- And yet you would not permit this, said the old officer,
in England.
- In England, dear Sir, said I, WE SIT ALL AT OUR EASE.
The old French officer would have set me at unity with myself, in
case I had been at variance, - by saying it was a bon mot; - and, as
a bon mot is always worth something at Paris, he offered me a pinch
of snuff.
THE ROSE. PARIS.
It was now my turn to ask the old French officer "What was the
matter?" for a cry of "Haussez les mains, Monsieur l'Abbe!" re-
echoed from a dozen different parts of the parterre, was as
unintelligible to me, as my apostrophe to the monk had been to him.
He told me it was some poor Abbe in one of the upper loges, who, he
supposed, had got planted perdu behind a couple of grisettes in
order to see the opera, and that the parterre espying him, were
insisting upon his holding up both his hands during the
representation. - And can it be supposed, said I, that an
ecclesiastic would pick the grisettes' pockets? The old French
officer smiled, and whispering in my ear, opened a door of
knowledge which I had no idea of.
Good God! said I, turning pale with astonishment - is it possible,
that a people so smit with sentiment should at the same time be so
unclean, and so unlike themselves, - Quelle grossierte! added I.
The French officer told me, it was an illiberal sarcasm at the
church, which had begun in the theatre about the time the Tartuffe
was given in it by Moliere: but like other remains of Gothic
manners, was declining. - Every nation, continued he, have their
refinements and grossiertes, in which they take the lead, and lose
it of one another by turns: - that he had been in most countries,
but never in one where he found not some delicacies, which others
seemed to want. Le POUR et le CONTRE se trouvent en chaque nation;
there is a balance, said he, of good and bad everywhere; and
nothing but the knowing it is so, can emancipate one half of the
world from the prepossession which it holds against the other: -
that the advantage of travel, as it regarded the scavoir vivre, was
by seeing a great deal both of men and manners; it taught us mutual
toleration; and mutual toleration, concluded he, making me a bow,
taught us mutual love.
The old French officer delivered this with an air of such candour
and good sense, as coincided with my first favourable impressions
of his character: - I thought I loved the man; but I fear I mistook
the object; - 'twas my own way of thinking - the difference was, I
could not have expressed it half so well.
It is alike troublesome to both the rider and his beast, - if the
latter goes pricking up his ears, and starting all the way at every
object which he never saw before. - I have as little torment of this
kind as any creature alive; and yet I honestly confess, that many a
thing gave me pain, and that I blush'd at many a word the first
month, - which I found inconsequent and perfectly innocent the
second.
Madame do Rambouliet, after an acquaintance of about six weeks with
her, had done me the honour to take me in her coach about two
leagues out of town. - Of all women, Madame de Rambouliet is the
most correct; and I never wish to see one of more virtues and
purity of heart. - In our return back, Madame de Rambouliet desired
me to pull the cord. - I asked her if she wanted anything - Rien que
pour pisser, said Madame de Rambouliet.
Grieve not, gentle traveller, to let Madame de Rambouliet p-ss on.-
-And, ye fair mystic nymphs! go each one PLUCK YOUR ROSE, and
scatter them in your path, - for Madame de Rambouliet did no more. -
I handed Madame de Rambouliet out of the coach; and had I been the
priest of the chaste Castalia, I could not have served at her
fountain with a more respectful decorum.
THE FILLE DE CHAMBRE. PARIS.
What the old French officer had delivered upon travelling, bringing
Polonius's advice to his son upon the same subject into my head, -
and that bringing in Hamlet, and Hamlet the rest of Shakespeare's
works, I stopp'd at the Quai de Conti in my return home, to
purchase the whole set.
The bookseller said he had not a set in the world.
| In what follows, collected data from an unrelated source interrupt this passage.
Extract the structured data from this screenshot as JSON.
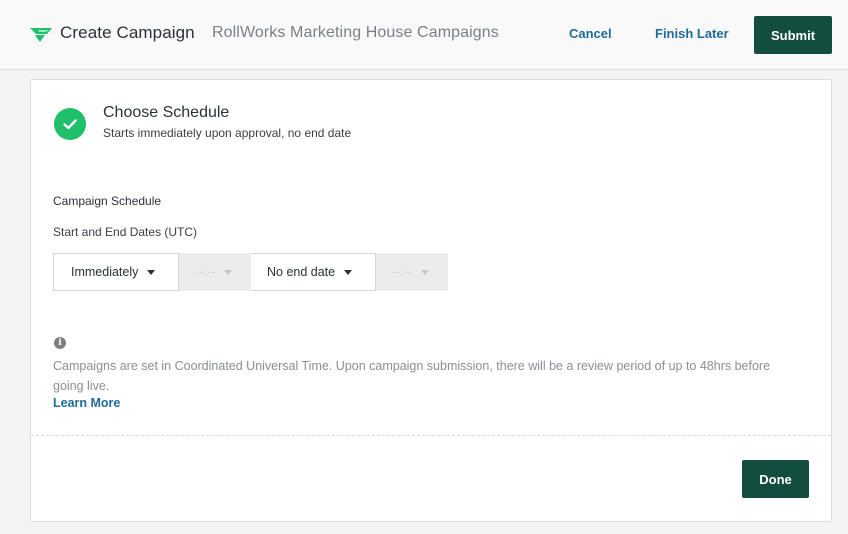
{
  "header": {
    "title": "Create Campaign",
    "subtitle": "RollWorks Marketing House Campaigns",
    "cancel_label": "Cancel",
    "finish_later_label": "Finish Later",
    "submit_label": "Submit",
    "logo_icon": "rollworks-logo-icon"
  },
  "step": {
    "status_icon": "check-icon",
    "title": "Choose Schedule",
    "description": "Starts immediately upon approval, no end date"
  },
  "schedule": {
    "section_label": "Campaign Schedule",
    "dates_label": "Start and End Dates (UTC)",
    "start_select": "Immediately",
    "start_time_placeholder": "--:--",
    "end_select": "No end date",
    "end_time_placeholder": "--:--"
  },
  "info": {
    "icon": "info-icon",
    "text": "Campaigns are set in Coordinated Universal Time. Upon campaign submission, there will be a review period of up to 48hrs before going live.",
    "learn_more": "Learn More"
  },
  "footer": {
    "done_label": "Done"
  },
  "colors": {
    "primary": "#134d40",
    "link": "#1f6b9a",
    "success": "#1fbf6c",
    "logo": "#1fbf6c"
  }
}
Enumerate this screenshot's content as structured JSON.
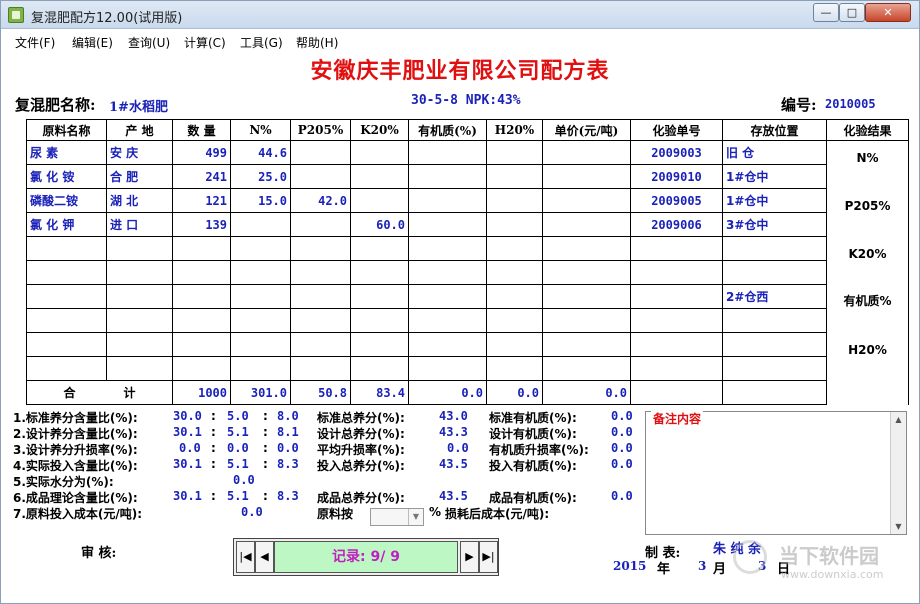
{
  "window": {
    "title": "复混肥配方12.00(试用版)",
    "min": "—",
    "max": "□",
    "close": "✕"
  },
  "menu": [
    "文件(F)",
    "编辑(E)",
    "查询(U)",
    "计算(C)",
    "工具(G)",
    "帮助(H)"
  ],
  "company": "安徽庆丰肥业有限公司配方表",
  "header": {
    "name_label": "复混肥名称:",
    "name_value": "1#水稻肥",
    "formula": "30-5-8 NPK:43%",
    "code_label": "编号:",
    "code_value": "2010005"
  },
  "table": {
    "columns": [
      "原料名称",
      "产  地",
      "数  量",
      "N%",
      "P205%",
      "K20%",
      "有机质(%)",
      "H20%",
      "单价(元/吨)",
      "化验单号",
      "存放位置",
      "化验结果"
    ],
    "rows": [
      {
        "name": "尿   素",
        "origin": "安  庆",
        "qty": "499",
        "n": "44.6",
        "p": "",
        "k": "",
        "org": "",
        "h2o": "",
        "price": "",
        "lab": "2009003",
        "loc": "旧  仓"
      },
      {
        "name": "氯 化 铵",
        "origin": "合  肥",
        "qty": "241",
        "n": "25.0",
        "p": "",
        "k": "",
        "org": "",
        "h2o": "",
        "price": "",
        "lab": "2009010",
        "loc": "1#仓中"
      },
      {
        "name": "磷酸二铵",
        "origin": "湖  北",
        "qty": "121",
        "n": "15.0",
        "p": "42.0",
        "k": "",
        "org": "",
        "h2o": "",
        "price": "",
        "lab": "2009005",
        "loc": "1#仓中"
      },
      {
        "name": "氯 化 钾",
        "origin": "进  口",
        "qty": "139",
        "n": "",
        "p": "",
        "k": "60.0",
        "org": "",
        "h2o": "",
        "price": "",
        "lab": "2009006",
        "loc": "3#仓中"
      },
      {
        "name": "",
        "origin": "",
        "qty": "",
        "n": "",
        "p": "",
        "k": "",
        "org": "",
        "h2o": "",
        "price": "",
        "lab": "",
        "loc": ""
      },
      {
        "name": "",
        "origin": "",
        "qty": "",
        "n": "",
        "p": "",
        "k": "",
        "org": "",
        "h2o": "",
        "price": "",
        "lab": "",
        "loc": ""
      },
      {
        "name": "",
        "origin": "",
        "qty": "",
        "n": "",
        "p": "",
        "k": "",
        "org": "",
        "h2o": "",
        "price": "",
        "lab": "",
        "loc": "2#仓西"
      },
      {
        "name": "",
        "origin": "",
        "qty": "",
        "n": "",
        "p": "",
        "k": "",
        "org": "",
        "h2o": "",
        "price": "",
        "lab": "",
        "loc": ""
      },
      {
        "name": "",
        "origin": "",
        "qty": "",
        "n": "",
        "p": "",
        "k": "",
        "org": "",
        "h2o": "",
        "price": "",
        "lab": "",
        "loc": ""
      },
      {
        "name": "",
        "origin": "",
        "qty": "",
        "n": "",
        "p": "",
        "k": "",
        "org": "",
        "h2o": "",
        "price": "",
        "lab": "",
        "loc": ""
      }
    ],
    "results": [
      "N%",
      "P205%",
      "K20%",
      "有机质%",
      "H20%"
    ],
    "total": {
      "label1": "合",
      "label2": "计",
      "qty": "1000",
      "n": "301.0",
      "p": "50.8",
      "k": "83.4",
      "org": "0.0",
      "h2o": "0.0",
      "price": "0.0"
    }
  },
  "stats": {
    "r1": {
      "label": "1.标准养分含量比(%):",
      "a": "30.0",
      "b": "5.0",
      "c": "8.0",
      "l2": "标准总养分(%):",
      "v2": "43.0",
      "l3": "标准有机质(%):",
      "v3": "0.0"
    },
    "r2": {
      "label": "2.设计养分含量比(%):",
      "a": "30.1",
      "b": "5.1",
      "c": "8.1",
      "l2": "设计总养分(%):",
      "v2": "43.3",
      "l3": "设计有机质(%):",
      "v3": "0.0"
    },
    "r3": {
      "label": "3.设计养分升损率(%):",
      "a": "0.0",
      "b": "0.0",
      "c": "0.0",
      "l2": "平均升损率(%):",
      "v2": "0.0",
      "l3": "有机质升损率(%):",
      "v3": "0.0"
    },
    "r4": {
      "label": "4.实际投入含量比(%):",
      "a": "30.1",
      "b": "5.1",
      "c": "8.3",
      "l2": "投入总养分(%):",
      "v2": "43.5",
      "l3": "投入有机质(%):",
      "v3": "0.0"
    },
    "r5": {
      "label": "5.实际水分为(%):",
      "a": "0.0"
    },
    "r6": {
      "label": "6.成品理论含量比(%):",
      "a": "30.1",
      "b": "5.1",
      "c": "8.3",
      "l2": "成品总养分(%):",
      "v2": "43.5",
      "l3": "成品有机质(%):",
      "v3": "0.0"
    },
    "r7": {
      "label": "7.原料投入成本(元/吨):",
      "a": "0.0",
      "l2": "原料按",
      "unit": "%",
      "l3": "损耗后成本(元/吨):"
    },
    "sep": ":"
  },
  "notes": {
    "title": "备注内容"
  },
  "nav": {
    "first": "|◀",
    "prev": "◀",
    "record": "记录:  9/ 9",
    "next": "▶",
    "last": "▶|"
  },
  "footer": {
    "audit": "审   核:",
    "maker_label": "制   表:",
    "maker": "朱 纯 余",
    "year": "2015",
    "year_lbl": "年",
    "month": "3",
    "month_lbl": "月",
    "day": "3",
    "day_lbl": "日"
  },
  "watermark": {
    "t1": "当下软件园",
    "t2": "www.downxia.com"
  }
}
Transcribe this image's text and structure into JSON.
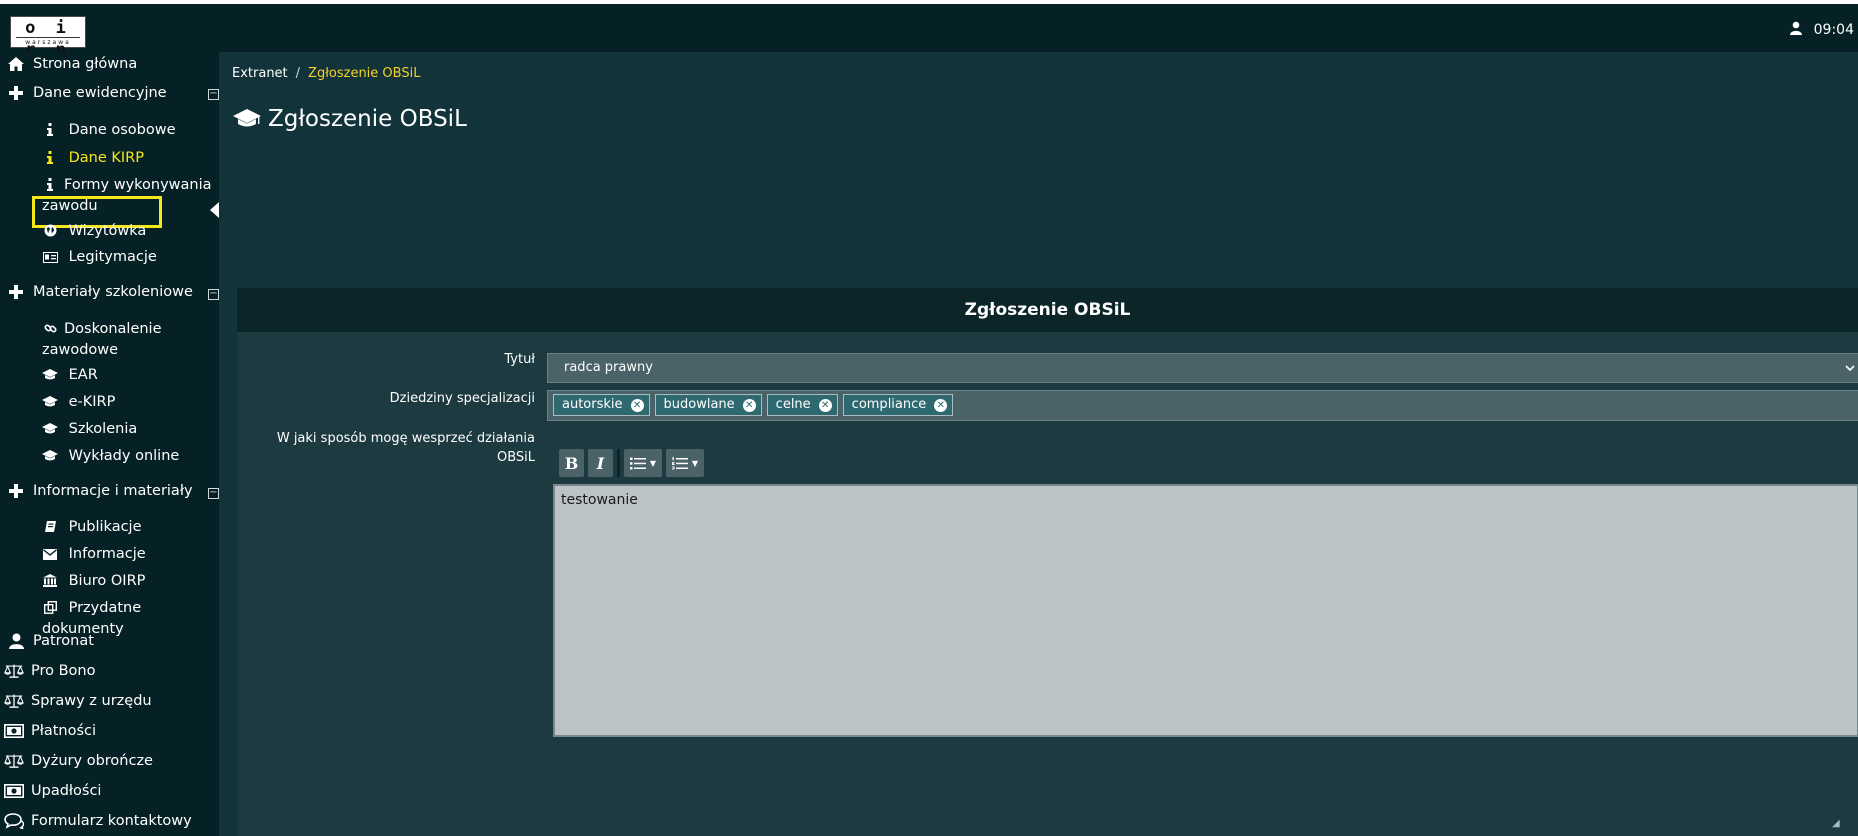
{
  "topbar": {
    "logo": {
      "letters": "o i r p",
      "subtitle": "warszawa"
    },
    "clock": "09:04",
    "user_icon": "user-icon"
  },
  "sidebar": {
    "items": [
      {
        "label": "Strona główna",
        "icon": "home-icon"
      },
      {
        "label": "Dane ewidencyjne",
        "icon": "plus-icon",
        "collapse": "⊟"
      },
      {
        "label": "Materiały szkoleniowe",
        "icon": "plus-icon",
        "collapse": "⊟"
      },
      {
        "label": "Informacje i materiały",
        "icon": "plus-icon",
        "collapse": "⊟"
      },
      {
        "label": "Patronat",
        "icon": "user-icon"
      },
      {
        "label": "Pro Bono",
        "icon": "scales-icon"
      },
      {
        "label": "Sprawy z urzędu",
        "icon": "scales-icon"
      },
      {
        "label": "Płatności",
        "icon": "money-icon"
      },
      {
        "label": "Dyżury obrończe",
        "icon": "scales-icon"
      },
      {
        "label": "Upadłości",
        "icon": "money-icon"
      },
      {
        "label": "Formularz kontaktowy",
        "icon": "comments-icon"
      }
    ],
    "sub_dane": [
      {
        "label": "Dane osobowe",
        "icon": "info-icon"
      },
      {
        "label": "Dane KIRP",
        "icon": "info-icon",
        "active": true
      },
      {
        "label": "Formy wykonywania zawodu",
        "icon": "info-icon"
      },
      {
        "label": "Wizytówka",
        "icon": "globe-icon"
      },
      {
        "label": "Legitymacje",
        "icon": "id-card-icon"
      }
    ],
    "sub_materialy": [
      {
        "label": "Doskonalenie zawodowe",
        "icon": "link-icon"
      },
      {
        "label": "EAR",
        "icon": "graduation-cap-icon"
      },
      {
        "label": "e-KIRP",
        "icon": "graduation-cap-icon"
      },
      {
        "label": "Szkolenia",
        "icon": "graduation-cap-icon"
      },
      {
        "label": "Wykłady online",
        "icon": "graduation-cap-icon"
      }
    ],
    "sub_informacje": [
      {
        "label": "Publikacje",
        "icon": "book-icon"
      },
      {
        "label": "Informacje",
        "icon": "envelope-icon"
      },
      {
        "label": "Biuro OIRP",
        "icon": "bank-icon"
      },
      {
        "label": "Przydatne dokumenty",
        "icon": "copy-icon"
      }
    ],
    "active_color": "#f5e71a"
  },
  "breadcrumb": {
    "root": "Extranet",
    "separator": "/",
    "current": "Zgłoszenie OBSiL"
  },
  "page_title": "Zgłoszenie OBSiL",
  "form": {
    "header": "Zgłoszenie OBSiL",
    "title_label": "Tytuł",
    "title_value": "radca prawny",
    "spec_label": "Dziedziny specjalizacji",
    "spec_tags": [
      "autorskie",
      "budowlane",
      "celne",
      "compliance"
    ],
    "support_label_line1": "W jaki sposób mogę wesprzeć działania",
    "support_label_line2": "OBSiL",
    "toolbar": {
      "bold": "B",
      "italic": "I"
    },
    "support_value": "testowanie"
  },
  "colors": {
    "sidebar_bg": "#062126",
    "main_bg": "#123339",
    "panel_bg": "#1d3a40",
    "breadcrumb_active": "#f5d12a"
  }
}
Comment! said
I, taking one up out of a set which lay upon the counter betwixt
us. - He said they were sent him only to be got bound, and were to
be sent back to Versailles in the morning to the Count de B-.
- And does the Count de B-, said I, read Shakespeare? C'est un
esprit fort, replied the bookseller. - He loves English books! and
what is more to his honour, Monsieur, he loves the English too.
You speak this so civilly, said I, that it is enough to oblige an
Englishman to lay out a louis d'or or two at your shop. - The
bookseller made a bow, and was going to say something, when a young
decent girl about twenty, who by her air and dress seemed to be
fille de chambre to some devout woman of fashion, come into the
shop and asked for Les Egarements du Coeur et de l'Esprit: the
bookseller gave her the book directly; she pulled out a little
green satin purse run round with a riband of the same colour, and
putting her finger and thumb into it, she took out the money and
paid for it. As I had nothing more to stay me in the shop, we both
walk'd out at the door together.
- And what have you to do, my dear, said I, with The Wanderings of
the Heart, who scarce know yet you have one?